Liability based on constructive notice may only be imposed where a defect is visible and apparent and has existed for a sufficient length of time prior to the accident to permit the owner to discover and remedy it (Gordon v American Museum of Natural History, 67 NY2d 836, 837). Plaintiff testified that when she let her brother into the apartment approximately, two hours before the accident, she did not notice any water in the hallway, nor did her brother mention any such condition. Thus, no evidence was presented that the water was "visible and apparent” to plaintiff or anyone else. Nor was there any indication that the water had been present for an extended period of time.
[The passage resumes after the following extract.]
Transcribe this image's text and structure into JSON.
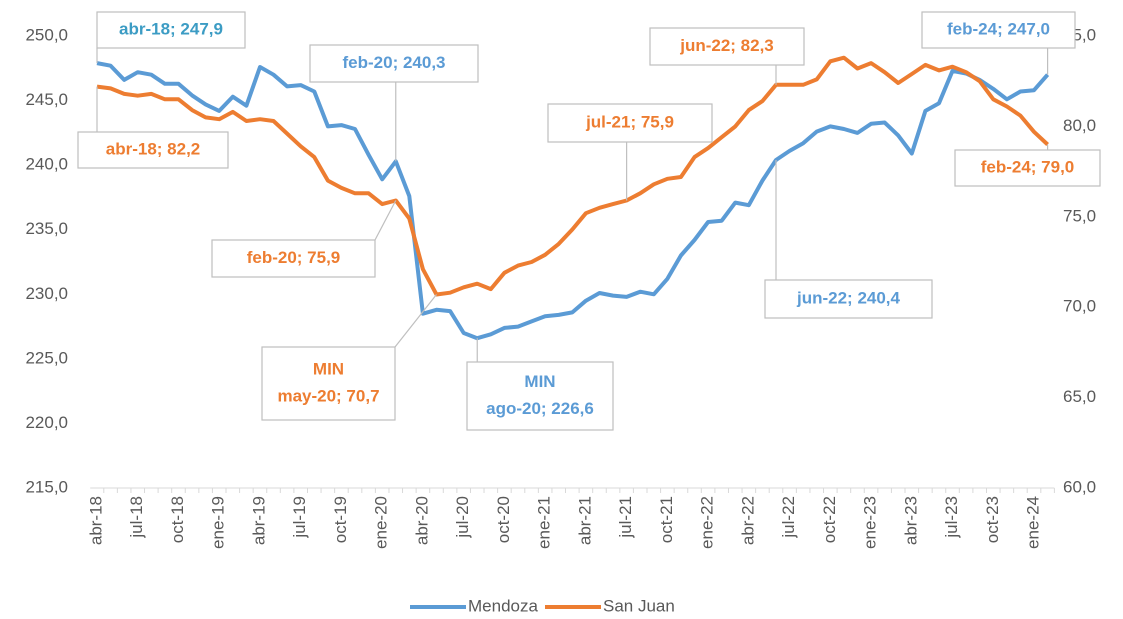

The evidence of puddling two days prior to the accident, a condition that was concededly gone before the end of that day, is insufficient to establish that said condition recurred at regular intervals, such that an owner who had actual knowledge of reoccurrences would be charged with constructive notice of each specific reoccurrence (see, Weisenthal v Pickman, 153 AD2d 849).
*146Finally, there is no evidence that the Housing Authority created the alleged condition. While plaintiff initially testified at the section 50-h hearing that two days before the accident she notified a janitor regarding a mop and water puddle left near her door, at her deposition she changed her testimony to say that she never spoke to any employee of the Authority prior to the accident, but rather, two days before the accident, she spoke to a neighbor about notifying the Authority regarding water on the other side of the hallway. In any event, even if it can be said that the Authority, by leaving a wet mop in the hallway, "created” a condition two days before the accident, said condition had either evaporated or was removed later that day, and there is no evidence that the Housing Authority even performed cleaning services on the day of the accident, much less created the condition complained of. Plaintiff’s theory that the instant condition was caused by the Housing Authority simply because it was allegedly similar to the prior condition is sheer speculation. Concur—Sullivan, J. P., Ellerin, Rubin, Kupferman and Williams, JJ.